Les différentes tonalités sont en effet uniques et distinctes, mais comment accorder cela avec les différentes fréquences du même ton utilisées pour accorder des instruments, non seulement à travers l’Europe mais également au sein d’un seul et même pays ? 

Jusqu’à la fin du XIXe siècle, aucun accordage unique n’est partagé entre les différents pays européens. Aujourd’hui réglé à 440 Hz (une onde à 440 cycles par seconde), le la en Angleterre au début du XVIIIe siècle se trouve autour de 380 Hz, alors que le la des orgues de Johann Sebastian Bach à Hamburg, Leipzig et Weimar est réglé à 480 Hz, soit une différence de presque 4 demi-tons. 

Peut-on parler d’un affect lié aux différentes tonalités si ces tonalités ne sonnent pas de la même façon d’un pays à l’autre ? Si les mêmes notes ne sont pas accordées de la même manière entre chaque pays, les relations entre les tons selon les tonalités restent les mêmes : ainsi, les couleurs de chaque tonalité ne sont pas impactées.

1917 : le tempérament égal, ou la fin du pouvoir affectif des tonalités

Le début du XXe siècle signale un changement majeur dans l’histoire de la musique : l'implémentation du tempérament égal, une répartition des douze demi-tons de l’octave en intervalles chromatiques complètement égaux.
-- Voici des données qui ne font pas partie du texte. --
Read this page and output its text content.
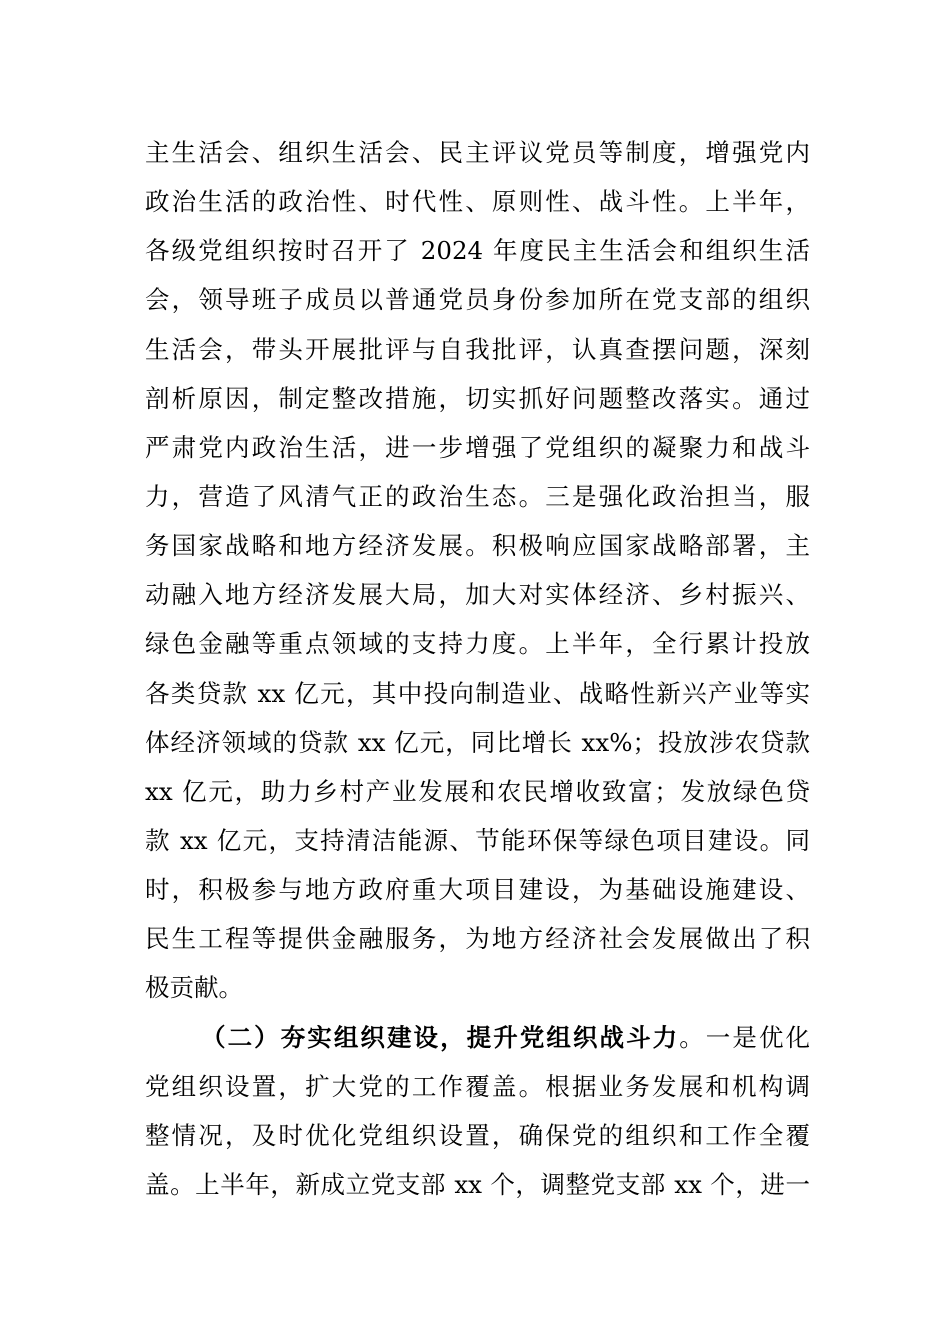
主生活会、组织生活会、民主评议党员等制度，增强党内
政治生活的政治性、时代性、原则性、战斗性。上半年，
各级党组织按时召开了 2024 年度民主生活会和组织生活
会，领导班子成员以普通党员身份参加所在党支部的组织
生活会，带头开展批评与自我批评，认真查摆问题，深刻
剖析原因，制定整改措施，切实抓好问题整改落实。通过
严肃党内政治生活，进一步增强了党组织的凝聚力和战斗
力，营造了风清气正的政治生态。三是强化政治担当，服
务国家战略和地方经济发展。积极响应国家战略部署，主
动融入地方经济发展大局，加大对实体经济、乡村振兴、
绿色金融等重点领域的支持力度。上半年，全行累计投放
各类贷款 xx 亿元，其中投向制造业、战略性新兴产业等实
体经济领域的贷款 xx 亿元，同比增长 xx%；投放涉农贷款
xx 亿元，助力乡村产业发展和农民增收致富；发放绿色贷
款 xx 亿元，支持清洁能源、节能环保等绿色项目建设。同
时，积极参与地方政府重大项目建设，为基础设施建设、
民生工程等提供金融服务，为地方经济社会发展做出了积
极贡献。
（二）夯实组织建设，提升党组织战斗力。一是优化
党组织设置，扩大党的工作覆盖。根据业务发展和机构调
整情况，及时优化党组织设置，确保党的组织和工作全覆
盖。上半年，新成立党支部 xx 个，调整党支部 xx 个，进一
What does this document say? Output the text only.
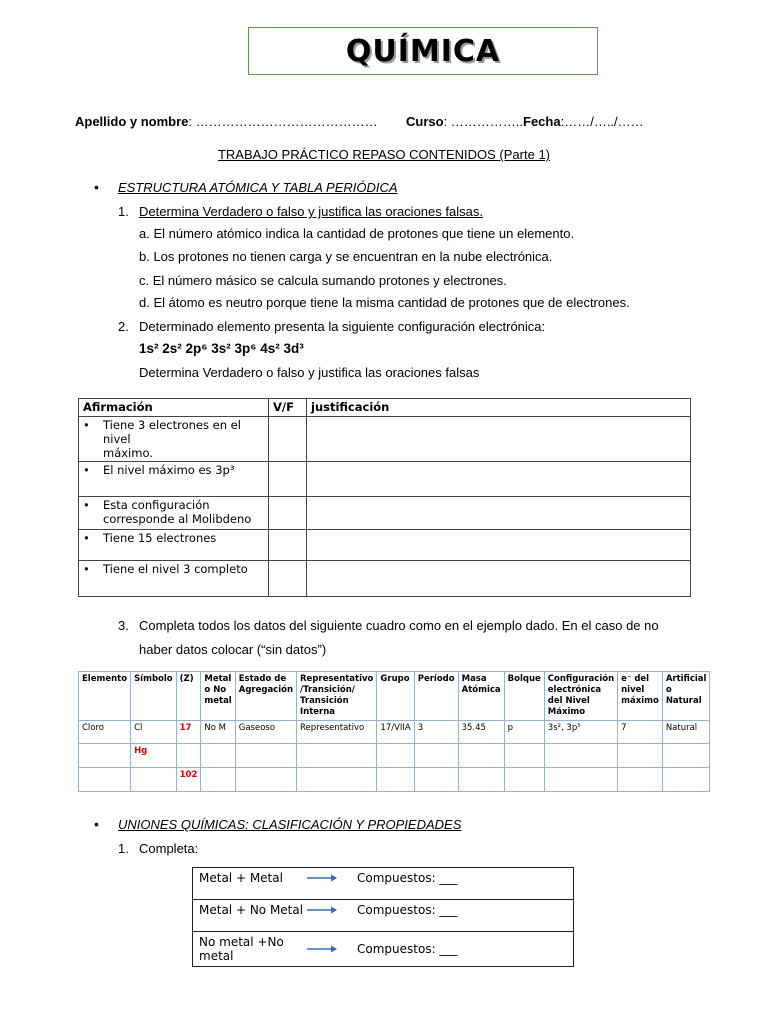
QUÍMICA
Apellido y nombre: …………………………………… Curso: ……………..Fecha:……/…../……
TRABAJO PRÁCTICO REPASO CONTENIDOS (Parte 1)
• ESTRUCTURA ATÓMICA Y TABLA PERIÓDICA
1. Determina Verdadero o falso y justifica las oraciones falsas.
a. El número atómico indica la cantidad de protones que tiene un elemento.
b. Los protones no tienen carga y se encuentran en la nube electrónica.
c. El número másico se calcula sumando protones y electrones.
d. El átomo es neutro porque tiene la misma cantidad de protones que de electrones.
2. Determinado elemento presenta la siguiente configuración electrónica:
1s² 2s² 2p⁶ 3s² 3p⁶ 4s² 3d³
Determina Verdadero o falso y justifica las oraciones falsas
Afirmación	V/F	justificación

• Tiene 3 electrones en el nivel
máximo.		

• El nivel máximo es 3p³		

• Esta configuración
corresponde al Molibdeno		

• Tiene 15 electrones		

• Tiene el nivel 3 completo		

3. Completa todos los datos del siguiente cuadro como en el ejemplo dado. En el caso de no
haber datos colocar (“sin datos”)
Elemento	Símbolo	(Z)	Metal o No metal	Estado de Agregación	Representativo /Transición/ Transición Interna	Grupo	Período	Masa Atómica	Bolque	Configuración electrónica del Nivel Máximo	e⁻ del nivel máximo	Artificial o Natural
Cloro	Cl	17	No M	Gaseoso	Representativo	17/VIIA	3	35.45	p	3s², 3p⁵	7	Natural
	Hg											
		102										
• UNIONES QUÍMICAS: CLASIFICACIÓN Y PROPIEDADES
1. Completa:
Metal + Metal	Compuestos: ___

Metal + No Metal	Compuestos: ___

No metal +No metal	Compuestos: ___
Basé sur les gammes pythagoriciennes construites autour des quintes, le tempérament égal est déjà en circulation depuis des siècles, si ce n’est de manière jusqu’alors mathématiquement imprécise, par manque de moyen de mesurer correctement la fréquence des intervalles. 

Ce n’est qu’en 1917 que le tempérament égal est finalement maîtrisé, avec la publication de l’ouvrage « Modern Piano tuning and Allied Arts including Principles and Practice of Piano Tuning » de William Braid White (1878-1959), théoricien et technicien-accordeur de pianos. Ayant développé une méthode scientifique capable de mesurer les battements d’ondes entre chaque intervalle, White permet ainsi au piano d’être accordé de manière « égale » entre chacun des tons. 

L'ère du tempérament égal est arrivé, et remplace progressivement les tempéraments inégaux du XIXe siècle, qui donnent selon White « un caractère précis à chaque tonalité » mais qui empêchent le pianiste de moduler librement vers toutes les tonalités.

L’adoption progressive du tempérament égal au début du XXe siècle implique une homogénéisation des différentes tonalités afin que chacune puisse être jouée de manière similaire. Mais cette homogénéisation efface également les différentes couleurs et nuances affectives associées aux différentes tonalités. 

Cependant, si ce nouveau tempérament efface certaines nuances, il en présente d’autres. Maintenant parfaitement maîtrisé, le tempérament égal mène la musique vers de nouveaux horizons et une modernité musicale loin de l’expression affective, notamment la polytonalité, la musique atonale, le dodécaphonisme, la tonalité symétrique et même le jazz pour piano. 

Aussi, le tempérament égal ne serait qu’un tempérament parmi plusieurs, adapté aux répertoires modernes du XXe siècle mais inapproprié selon certains pour la musique des siècles passés, au risque d’effacer ses pouvoir affectifs.